Ströbele se réfère aussi volontiers par ailleurs à des interlocuteurs anonymes. Selon ceux-ci, les soldats allemands ne seraient pas seulement les bienvenus au Congo, leur présence y serait même ardemment souhaitée. « Les troupes de l’UE, en particulier avec une participation une allemande, sont jugées comme [ayant un effet] particulièrement positif et neutre » écrit-il. « Le refus d’une intervention de l’UE serait perçue comme étant de l’indifférence de la part de l’Europe et de l’Allemagne vis-à-vis du développement de l’Afrique ».

Il justifie l’extension de la mission de la Bundeswehr au-delà de Kinshasa de la même façon: On comprenait fort peu « un mandat limité dans l’espace à la capitale Kinshasa, à l’aéroport et à une mission d’évacuation des scrutateurs et des européens en cas de crise » et « il ne serait guère possible de l’expliquer à la population congolaise », écrit Ströbele.
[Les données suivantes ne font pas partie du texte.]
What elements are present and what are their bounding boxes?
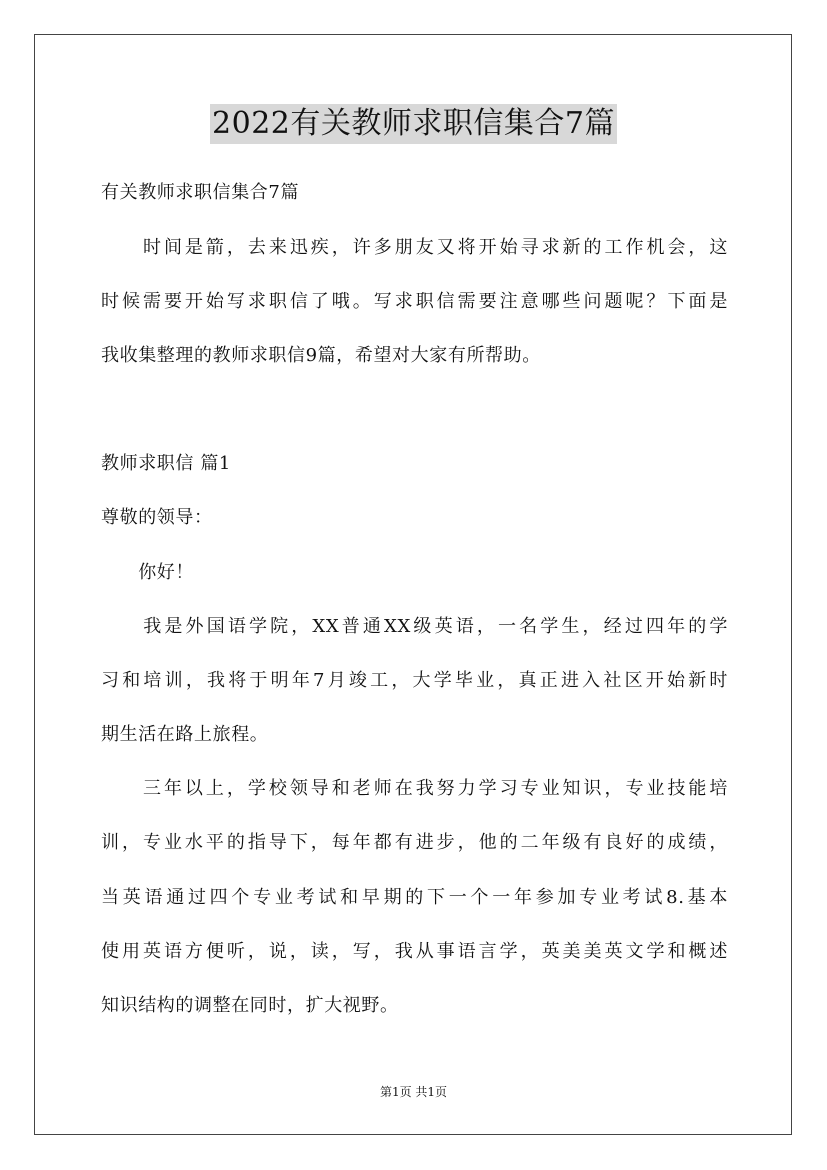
- page-footer: 第1页 共1页: [379, 1085, 448, 1099]
- title-container: [0, 104, 827, 144]
- body-line: 习和培训，我将于明年7月竣工，大学毕业，真正进入社区开始新时: [101, 670, 728, 691]
- greeting: 你好！: [101, 562, 194, 583]
- body-line: 知识结构的调整在同时，扩大视野。: [101, 995, 399, 1016]
- body-line: 三年以上，学校领导和老师在我努力学习专业知识，专业技能培: [101, 778, 728, 799]
- body-line: 时候需要开始写求职信了哦。写求职信需要注意哪些问题呢？下面是: [101, 291, 728, 312]
- body-line: 时间是箭，去来迅疾，许多朋友又将开始寻求新的工作机会，这: [101, 237, 728, 258]
- body-line: 我是外国语学院，XX普通XX级英语，一名学生，经过四年的学: [101, 616, 728, 637]
- subtitle-line: 有关教师求职信集合7篇: [101, 182, 300, 203]
- body-line: 使用英语方便听，说，读，写，我从事语言学，英美美英文学和概述: [101, 941, 728, 962]
- salutation: 尊敬的领导：: [101, 507, 213, 528]
- document-title: 2022有关教师求职信集合7篇: [210, 104, 617, 144]
- body-line: 训，专业水平的指导下，每年都有进步，他的二年级有良好的成绩，: [101, 832, 728, 853]
- body-line: 当英语通过四个专业考试和早期的下一个一年参加专业考试8.基本: [101, 887, 728, 908]
- body-line: 我收集整理的教师求职信9篇，希望对大家有所帮助。: [101, 345, 541, 366]
- section-heading: 教师求职信 篇1: [101, 453, 231, 474]
- body-line: 期生活在路上旅程。: [101, 724, 269, 745]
A voir les différents groupes qui aspirent à accéder au pouvoir et à l’influence au Congo, il n’est pas surprenant que Ströbele et Nachtweis et leurs plans d’interventions de la Bundeswehr y soient acceuillis à bras ouverts. Les divers seigneurs de guerre, miliciens et chefs de clans qui se font mutuellement la guerre, aspirent tous à etablir de bonnes relations avec l’une ou l’autre puissance impérialiste. Sans soutien de l’extérieur, ils ne pourraient pas se maintenir. L’Allemagne est ici un partenaire qu’on s’arrache tout particulièrement, premièrement parce qu’elle est relativement riche et deuxièmement parce qu’à l’opposé de la France et des Etats-Unis elle ne s’est pas encore fixée sur l’un ou l’autre groupe.
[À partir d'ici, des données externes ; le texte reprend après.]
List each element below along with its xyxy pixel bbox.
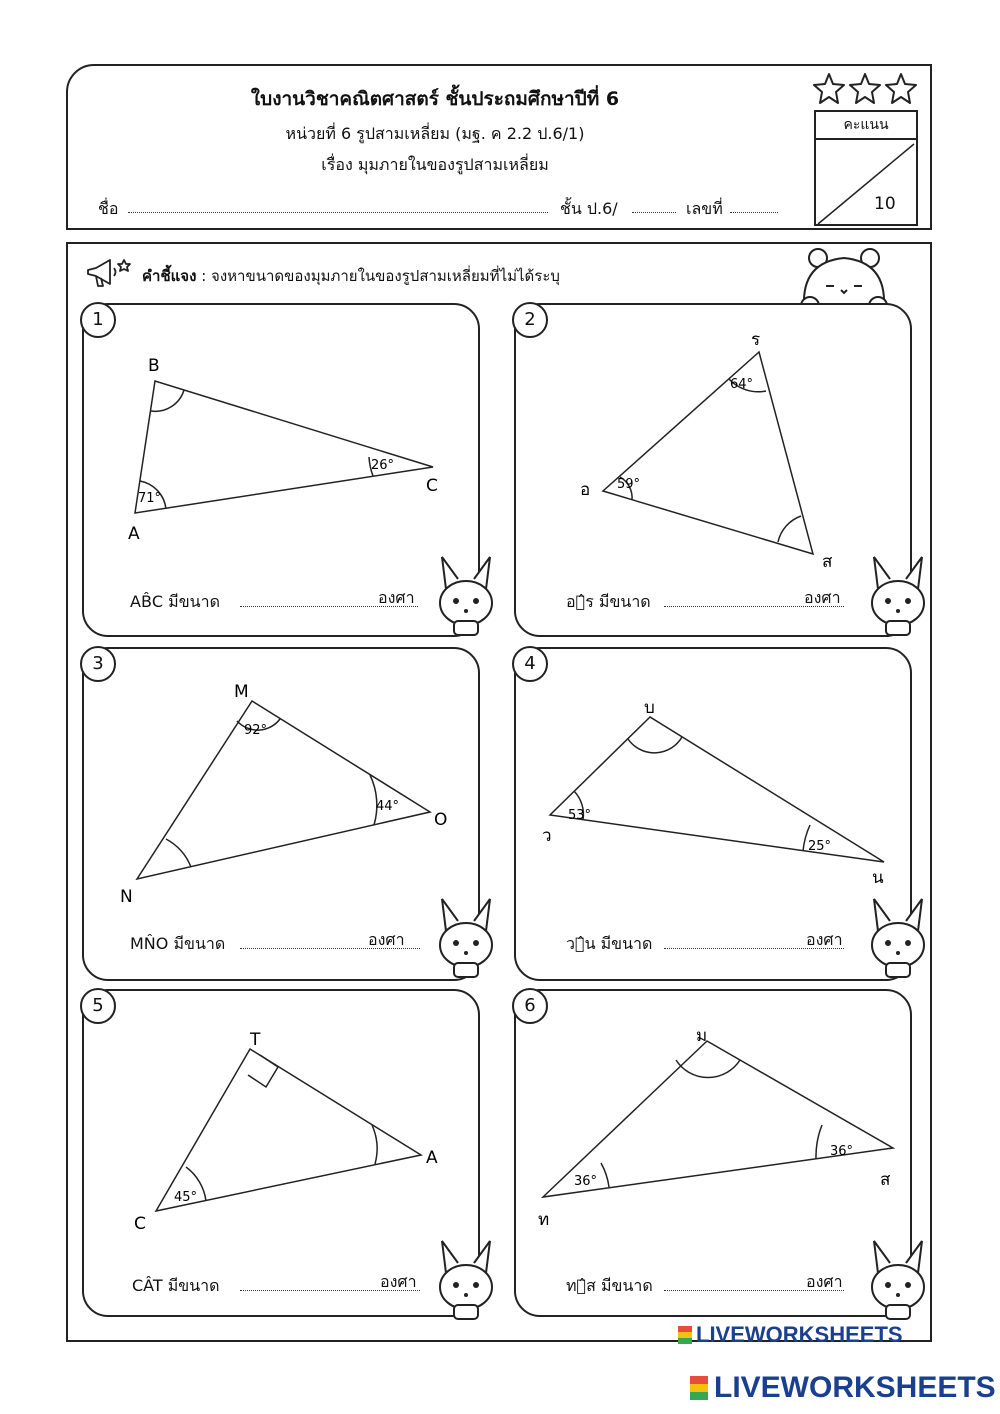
liveworksheets-watermark-small: LIVEWORKSHEETS xyxy=(678,1322,903,1348)
bunny-mascot-icon xyxy=(866,1237,930,1323)
angle-label: 36° xyxy=(574,1174,598,1189)
angle-label: 53° xyxy=(568,808,592,823)
unit-label-5: องศา xyxy=(380,1272,417,1291)
megaphone-icon xyxy=(84,256,134,290)
problem-card-4 xyxy=(514,647,912,981)
vertex-label: O xyxy=(434,810,448,830)
problem-card-5 xyxy=(82,989,480,1317)
answer-label-2: อส̂ร มีขนาด xyxy=(566,592,651,611)
angle-label: 92° xyxy=(244,723,268,738)
problem-number-3: 3 xyxy=(80,646,116,682)
vertex-label: บ xyxy=(644,698,655,718)
rating-stars xyxy=(812,72,922,106)
unit-label-4: องศา xyxy=(806,930,843,949)
answer-label-4: วบ̂น มีขนาด xyxy=(566,934,653,953)
bunny-mascot-icon xyxy=(434,1237,498,1323)
vertex-label: T xyxy=(250,1030,261,1050)
angle-label: 71° xyxy=(138,491,162,506)
vertex-label: ม xyxy=(696,1026,708,1046)
triangle-figure-5 xyxy=(84,991,480,1317)
angle-label: 44° xyxy=(376,799,400,814)
star-icon xyxy=(814,74,844,103)
angle-label: 64° xyxy=(730,377,754,392)
unit-label-3: องศา xyxy=(368,930,405,949)
score-box xyxy=(814,110,918,226)
vertex-label: ส xyxy=(880,1170,891,1190)
score-divider xyxy=(816,140,916,226)
score-label: คะแนน xyxy=(816,112,916,140)
score-total: 10 xyxy=(874,194,896,214)
vertex-label: ท xyxy=(538,1210,550,1230)
angle-label: 26° xyxy=(371,458,395,473)
class-field[interactable] xyxy=(632,212,676,213)
instruction-label: คำชี้แจง xyxy=(142,267,197,285)
problem-number-6: 6 xyxy=(512,988,548,1024)
vertex-label: A xyxy=(128,524,140,544)
problem-card-2 xyxy=(514,303,912,637)
angle-label: 45° xyxy=(174,1190,198,1205)
vertex-label: ร xyxy=(751,330,761,350)
instruction xyxy=(142,264,560,288)
vertex-label: น xyxy=(872,868,884,888)
triangle-figure-2 xyxy=(516,305,912,637)
lws-logo-icon xyxy=(678,1326,692,1344)
bunny-mascot-icon xyxy=(434,895,498,981)
answer-label-5: CÂT มีขนาด xyxy=(132,1276,220,1295)
name-field[interactable] xyxy=(128,212,548,213)
problem-number-4: 4 xyxy=(512,646,548,682)
vertex-label: C xyxy=(426,476,438,496)
worksheet-title: ใบงานวิชาคณิตศาสตร์ ชั้นประถมศึกษาปีที่ 6 xyxy=(250,88,620,110)
star-icon xyxy=(886,74,916,103)
unit-label-2: องศา xyxy=(804,588,841,607)
name-label: ชื่อ xyxy=(98,199,119,218)
vertex-label: M xyxy=(234,682,249,702)
vertex-label: ส xyxy=(822,552,833,572)
vertex-label: N xyxy=(120,887,133,907)
problem-number-2: 2 xyxy=(512,302,548,338)
topic-subtitle: เรื่อง มุมภายในของรูปสามเหลี่ยม xyxy=(321,155,549,174)
unit-label-1: องศา xyxy=(378,588,415,607)
answer-label-3: MN̂O มีขนาด xyxy=(130,934,226,953)
number-field[interactable] xyxy=(730,212,778,213)
problem-number-1: 1 xyxy=(80,302,116,338)
angle-label: 59° xyxy=(617,477,641,492)
triangle-figure-6 xyxy=(516,991,912,1317)
vertex-label: B xyxy=(148,356,160,376)
answer-label-1: AB̂C มีขนาด xyxy=(130,592,220,611)
problem-card-3 xyxy=(82,647,480,981)
vertex-label: A xyxy=(426,1148,438,1168)
vertex-label: C xyxy=(134,1214,146,1234)
lws-logo-icon xyxy=(690,1376,708,1400)
number-label: เลขที่ xyxy=(686,199,723,218)
unit-label-6: องศา xyxy=(806,1272,843,1291)
triangle-figure-1 xyxy=(84,305,480,637)
star-icon xyxy=(850,74,880,103)
bunny-mascot-icon xyxy=(434,553,498,639)
angle-label: 25° xyxy=(808,839,832,854)
unit-subtitle: หน่วยที่ 6 รูปสามเหลี่ยม (มฐ. ค 2.2 ป.6/1) xyxy=(285,124,585,143)
answer-label-6: ทม̂ส มีขนาด xyxy=(566,1276,653,1295)
problem-card-6 xyxy=(514,989,912,1317)
class-label: ชั้น ป.6/ xyxy=(560,199,618,218)
instruction-text: : จงหาขนาดของมุมภายในของรูปสามเหลี่ยมที่ไม่ได้ระบุ xyxy=(201,267,560,285)
bunny-mascot-icon xyxy=(866,895,930,981)
liveworksheets-watermark-large: LIVEWORKSHEETS xyxy=(690,1371,996,1405)
vertex-label: อ xyxy=(580,480,591,500)
vertex-label: ว xyxy=(542,826,552,846)
bunny-mascot-icon xyxy=(866,553,930,639)
angle-label: 36° xyxy=(830,1144,854,1159)
problem-number-5: 5 xyxy=(80,988,116,1024)
problem-card-1 xyxy=(82,303,480,637)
Les élections soi-disant démocratiques ne changeront rien aux conditions catastrophiques qui règnent dans le pays. Elles détermineront tout au plus lequel des groupes ethniques ou des groupements politiques de l’élite congolaise aura à l’avenir le droit de détrousser la population et d’entretenir des relations privilégiées avec les grandes puissances. Le Congo n’est pas de ce point de vue foncièrement différent de l’Irak, où le prétendu « processus de démocratisation » sous la direction des forces d’occupation produit une intensification permanente des tensions entre les divers groupes de la population.

Il n’y a pas de fraction parlementaire au Bundestag qui ne soutienne avec autant d’enthousiasme et de façon aussi soudée une intervention allemande au Congo que les Verts. Du côté des conservateurs, des sociaux-démocrates et des libéraux il y a eu des réserves considérables. Le Parti de la gauche a rejeté l’intervention en bloc.
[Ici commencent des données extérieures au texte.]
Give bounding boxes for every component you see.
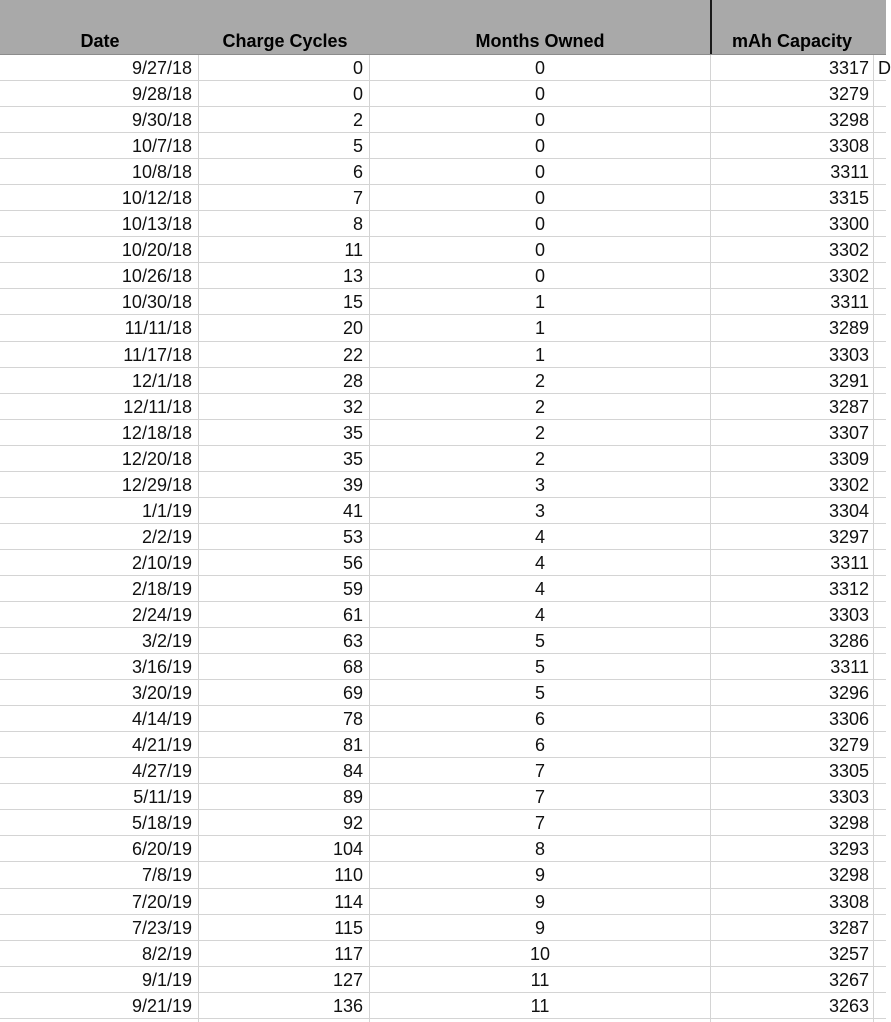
cell-date[interactable]: 10/13/18 <box>0 211 199 237</box>
cell-months-owned[interactable]: 2 <box>370 446 711 472</box>
cell-date[interactable]: 2/24/19 <box>0 602 199 628</box>
table-row <box>0 524 886 550</box>
cell-mah-capacity[interactable]: 3307 <box>711 420 874 446</box>
cell-mah-capacity[interactable]: 3263 <box>711 993 874 1019</box>
table-row <box>0 342 886 368</box>
cell-charge-cycles[interactable]: 5 <box>199 133 370 159</box>
cell-charge-cycles[interactable]: 63 <box>199 628 370 654</box>
cell-mah-capacity[interactable]: 3302 <box>711 472 874 498</box>
cell-charge-cycles[interactable]: 20 <box>199 315 370 341</box>
cell-date[interactable]: 11/17/18 <box>0 342 199 368</box>
cell-date[interactable]: 11/11/18 <box>0 315 199 341</box>
cell-mah-capacity[interactable]: 3298 <box>711 107 874 133</box>
cell-mah-capacity[interactable]: 3293 <box>711 836 874 862</box>
table-row <box>0 758 886 784</box>
cell-months-owned[interactable]: 5 <box>370 680 711 706</box>
table-row <box>0 263 886 289</box>
cell-charge-cycles[interactable]: 8 <box>199 211 370 237</box>
cell-charge-cycles[interactable]: 39 <box>199 472 370 498</box>
cell-mah-capacity[interactable]: 3298 <box>711 862 874 888</box>
cell-months-owned[interactable]: 5 <box>370 654 711 680</box>
cell-mah-capacity[interactable]: 3311 <box>711 289 874 315</box>
cell-mah-capacity[interactable]: 3300 <box>711 211 874 237</box>
cell-months-owned[interactable]: 8 <box>370 836 711 862</box>
cell-months-owned[interactable]: 4 <box>370 524 711 550</box>
cell-date[interactable]: 5/11/19 <box>0 784 199 810</box>
cell-date[interactable]: 10/7/18 <box>0 133 199 159</box>
cell-charge-cycles[interactable]: 56 <box>199 550 370 576</box>
cell-mah-capacity[interactable]: 3309 <box>711 446 874 472</box>
cell-mah-capacity[interactable]: 3291 <box>711 368 874 394</box>
cell-months-owned[interactable]: 7 <box>370 758 711 784</box>
cell-mah-capacity[interactable]: 3312 <box>711 576 874 602</box>
cell-date[interactable]: 10/8/18 <box>0 159 199 185</box>
cell-date[interactable]: 10/26/18 <box>0 263 199 289</box>
cell-charge-cycles[interactable]: 84 <box>199 758 370 784</box>
cell-mah-capacity[interactable]: 3311 <box>711 654 874 680</box>
table-row <box>0 654 886 680</box>
cell-months-owned[interactable]: 3 <box>370 498 711 524</box>
cell-months-owned[interactable]: 1 <box>370 342 711 368</box>
cell-mah-capacity[interactable]: 3302 <box>711 263 874 289</box>
cell-charge-cycles[interactable]: 41 <box>199 498 370 524</box>
table-row <box>0 550 886 576</box>
cell-date[interactable]: 12/29/18 <box>0 472 199 498</box>
cell-date[interactable]: 10/12/18 <box>0 185 199 211</box>
table-row <box>0 628 886 654</box>
cell-date[interactable]: 4/27/19 <box>0 758 199 784</box>
cell-charge-cycles[interactable]: 28 <box>199 368 370 394</box>
cell-charge-cycles[interactable]: 117 <box>199 941 370 967</box>
cell-charge-cycles[interactable]: 68 <box>199 654 370 680</box>
cell-charge-cycles[interactable]: 7 <box>199 185 370 211</box>
table-row <box>0 107 886 133</box>
cell-mah-capacity[interactable]: 3298 <box>711 810 874 836</box>
table-row <box>0 315 886 341</box>
table-row <box>0 185 886 211</box>
cell-mah-capacity[interactable]: 3303 <box>711 784 874 810</box>
cell-months-owned[interactable]: 0 <box>370 107 711 133</box>
table-row <box>0 784 886 810</box>
cell-months-owned[interactable]: 0 <box>370 237 711 263</box>
cell-months-owned[interactable]: 2 <box>370 394 711 420</box>
cell-mah-capacity[interactable]: 3287 <box>711 394 874 420</box>
cell-date[interactable]: 3/2/19 <box>0 628 199 654</box>
cell-date[interactable]: 3/20/19 <box>0 680 199 706</box>
cell-charge-cycles[interactable]: 35 <box>199 446 370 472</box>
table-row <box>0 889 886 915</box>
cell-date[interactable]: 2/2/19 <box>0 524 199 550</box>
cell-mah-capacity[interactable]: 3296 <box>711 680 874 706</box>
cell-charge-cycles[interactable]: 35 <box>199 420 370 446</box>
header-charge-cycles[interactable]: Charge Cycles <box>222 31 348 51</box>
cell-charge-cycles[interactable]: 0 <box>199 55 370 81</box>
cell-months-owned[interactable]: 6 <box>370 706 711 732</box>
cell-charge-cycles[interactable]: 15 <box>199 289 370 315</box>
table-row <box>0 237 886 263</box>
cell-mah-capacity[interactable]: 3308 <box>711 133 874 159</box>
cell-months-owned[interactable]: 0 <box>370 159 711 185</box>
cell-months-owned[interactable]: 2 <box>370 368 711 394</box>
cell-charge-cycles[interactable]: 81 <box>199 732 370 758</box>
cell-charge-cycles[interactable]: 6 <box>199 159 370 185</box>
table-row <box>0 576 886 602</box>
table-row <box>0 602 886 628</box>
cell-months-owned[interactable]: 10 <box>370 941 711 967</box>
table-row <box>0 498 886 524</box>
cell-charge-cycles[interactable]: 110 <box>199 862 370 888</box>
cell-date[interactable]: 9/27/18 <box>0 55 199 81</box>
cell-mah-capacity[interactable]: 3257 <box>711 941 874 967</box>
table-row <box>0 836 886 862</box>
cell-date[interactable]: 4/14/19 <box>0 706 199 732</box>
cell-date[interactable]: 12/18/18 <box>0 420 199 446</box>
table-row <box>0 55 891 81</box>
cell-months-owned[interactable]: 2 <box>370 420 711 446</box>
cell-months-owned[interactable]: 3 <box>370 472 711 498</box>
cell-charge-cycles[interactable]: 136 <box>199 993 370 1019</box>
header-date[interactable]: Date <box>80 31 120 51</box>
cell-mah-capacity[interactable]: 3279 <box>711 732 874 758</box>
table-row <box>0 967 886 993</box>
cell-mah-capacity[interactable]: 3267 <box>711 967 874 993</box>
cell-date[interactable]: 7/23/19 <box>0 915 199 941</box>
cell-mah-capacity[interactable]: 3306 <box>711 706 874 732</box>
table-row <box>0 680 886 706</box>
cell-mah-capacity[interactable]: 3303 <box>711 342 874 368</box>
cell-months-owned[interactable]: 6 <box>370 732 711 758</box>
cell-overflow-text[interactable]: D <box>878 58 891 78</box>
cell-months-owned[interactable]: 0 <box>370 211 711 237</box>
table-row <box>0 394 886 420</box>
cell-mah-capacity[interactable]: 3311 <box>711 550 874 576</box>
data-rows <box>0 55 891 1019</box>
cell-charge-cycles[interactable]: 104 <box>199 836 370 862</box>
cell-charge-cycles[interactable]: 69 <box>199 680 370 706</box>
cell-date[interactable]: 12/20/18 <box>0 446 199 472</box>
table-row <box>0 446 886 472</box>
table-row <box>0 368 886 394</box>
cell-months-owned[interactable]: 5 <box>370 628 711 654</box>
cell-charge-cycles[interactable]: 114 <box>199 889 370 915</box>
table-row <box>0 81 886 107</box>
cell-months-owned[interactable]: 1 <box>370 289 711 315</box>
header-row <box>0 0 886 55</box>
cell-months-owned[interactable]: 0 <box>370 55 711 81</box>
cell-mah-capacity[interactable]: 3308 <box>711 889 874 915</box>
grid-tail <box>0 1016 886 1022</box>
cell-charge-cycles[interactable]: 53 <box>199 524 370 550</box>
cell-date[interactable]: 4/21/19 <box>0 732 199 758</box>
cell-months-owned[interactable]: 9 <box>370 889 711 915</box>
cell-mah-capacity[interactable]: 3315 <box>711 185 874 211</box>
cell-mah-capacity[interactable]: 3311 <box>711 159 874 185</box>
cell-charge-cycles[interactable]: 2 <box>199 107 370 133</box>
cell-months-owned[interactable]: 0 <box>370 185 711 211</box>
cell-date[interactable]: 2/10/19 <box>0 550 199 576</box>
table-row <box>0 159 886 185</box>
cell-date[interactable]: 3/16/19 <box>0 654 199 680</box>
cell-date[interactable]: 6/20/19 <box>0 836 199 862</box>
header-mah-capacity[interactable]: mAh Capacity <box>731 31 853 51</box>
cell-mah-capacity[interactable]: 3287 <box>711 915 874 941</box>
cell-date[interactable]: 9/28/18 <box>0 81 199 107</box>
cell-date[interactable]: 9/30/18 <box>0 107 199 133</box>
cell-charge-cycles[interactable]: 61 <box>199 602 370 628</box>
cell-charge-cycles[interactable]: 59 <box>199 576 370 602</box>
table-row <box>0 133 886 159</box>
cell-months-owned[interactable]: 11 <box>370 967 711 993</box>
cell-months-owned[interactable]: 0 <box>370 81 711 107</box>
cell-charge-cycles[interactable]: 22 <box>199 342 370 368</box>
cell-mah-capacity[interactable]: 3303 <box>711 602 874 628</box>
cell-months-owned[interactable]: 4 <box>370 550 711 576</box>
cell-charge-cycles[interactable]: 115 <box>199 915 370 941</box>
table-row <box>0 915 886 941</box>
cell-months-owned[interactable]: 4 <box>370 602 711 628</box>
table-row <box>0 993 886 1019</box>
cell-date[interactable]: 12/1/18 <box>0 368 199 394</box>
table-row <box>0 706 886 732</box>
cell-charge-cycles[interactable]: 92 <box>199 810 370 836</box>
table-row <box>0 472 886 498</box>
cell-mah-capacity[interactable]: 3279 <box>711 81 874 107</box>
cell-months-owned[interactable]: 0 <box>370 133 711 159</box>
cell-date[interactable]: 5/18/19 <box>0 810 199 836</box>
cell-mah-capacity[interactable]: 3305 <box>711 758 874 784</box>
cell-charge-cycles[interactable]: 13 <box>199 263 370 289</box>
cell-date[interactable]: 2/18/19 <box>0 576 199 602</box>
cell-months-owned[interactable]: 7 <box>370 784 711 810</box>
cell-charge-cycles[interactable]: 11 <box>199 237 370 263</box>
cell-months-owned[interactable]: 4 <box>370 576 711 602</box>
table-row <box>0 289 886 315</box>
cell-months-owned[interactable]: 9 <box>370 915 711 941</box>
cell-months-owned[interactable]: 1 <box>370 315 711 341</box>
cell-months-owned[interactable]: 0 <box>370 263 711 289</box>
cell-mah-capacity[interactable]: 3302 <box>711 237 874 263</box>
cell-months-owned[interactable]: 11 <box>370 993 711 1019</box>
cell-date[interactable]: 7/20/19 <box>0 889 199 915</box>
cell-date[interactable]: 12/11/18 <box>0 394 199 420</box>
cell-date[interactable]: 10/30/18 <box>0 289 199 315</box>
cell-mah-capacity[interactable]: 3304 <box>711 498 874 524</box>
cell-charge-cycles[interactable]: 0 <box>199 81 370 107</box>
cell-mah-capacity[interactable]: 3317 <box>711 55 874 81</box>
cell-charge-cycles[interactable]: 32 <box>199 394 370 420</box>
table-row <box>0 211 886 237</box>
cell-date[interactable]: 7/8/19 <box>0 862 199 888</box>
cell-date[interactable]: 10/20/18 <box>0 237 199 263</box>
cell-charge-cycles[interactable]: 89 <box>199 784 370 810</box>
cell-charge-cycles[interactable]: 78 <box>199 706 370 732</box>
table-row <box>0 862 886 888</box>
table-row <box>0 941 886 967</box>
table-row <box>0 810 886 836</box>
cell-charge-cycles[interactable]: 127 <box>199 967 370 993</box>
cell-mah-capacity[interactable]: 3286 <box>711 628 874 654</box>
cell-date[interactable]: 9/1/19 <box>0 967 199 993</box>
table-row <box>0 420 886 446</box>
cell-date[interactable]: 9/21/19 <box>0 993 199 1019</box>
cell-mah-capacity[interactable]: 3289 <box>711 315 874 341</box>
cell-months-owned[interactable]: 9 <box>370 862 711 888</box>
cell-mah-capacity[interactable]: 3297 <box>711 524 874 550</box>
header-months-owned[interactable]: Months Owned <box>475 31 605 51</box>
cell-date[interactable]: 1/1/19 <box>0 498 199 524</box>
cell-months-owned[interactable]: 7 <box>370 810 711 836</box>
table-row <box>0 732 886 758</box>
cell-date[interactable]: 8/2/19 <box>0 941 199 967</box>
Beaucoup de députés craignent que le gouvernement allemand ne s’engage là dans une aventure à l’issue incertaine. Ils redoutent que la Bundeswehr puisse être entraînée dans un conflit auquel elle n’est préparée ni militairement ni psychologiquement. Même s’ils sont foncièrement d’accord pour approuver de telles interventions, ils croient que la population allemande n’est pas encore suffisamment préparée à des revers militaires et à de fortes pertes humaines.

Les Verts n’ont pas ce genre de scrupules. Ils ne se soucient guère de la vie ou de la santé des soldats. Ce qui recouvre une forte dose d’arrogance sociale. Beaucoup de ces anciens pacifistes ont fait usage de la possibilité de refuser de faire le service militaire et de faire à la place un « service civil ». On retrouve rarement leurs enfants dans la Bundeswehr. Ce n’est pas leur propre peau qu’ils risquent.

Les Verts sont en faveur d’une armée de métier et leur arrière pensée est : qui se fait payer pour mener une vie de soldat doit aussi être prêt à risquer sa vie. Ils montrent vis-à-vis des soldats de la Bundeswehr la même morgue qu’à l’égard des chômeurs pour lesquels ils ont décrété les lois Hartz IV et de nombreuses privations sociales.

La métamorphose des Verts est spectaculaire. De pacifistes qu’ils étaient, ils se sont mués en ardents défenseurs des interventions militaires impérialistes. Dans le passé, les impérialistes avaient l’habitude d’envoyer des missionnaires en éclaireurs avant de faire suivre la troupe. Une tâche qui revient à présent aux Verts.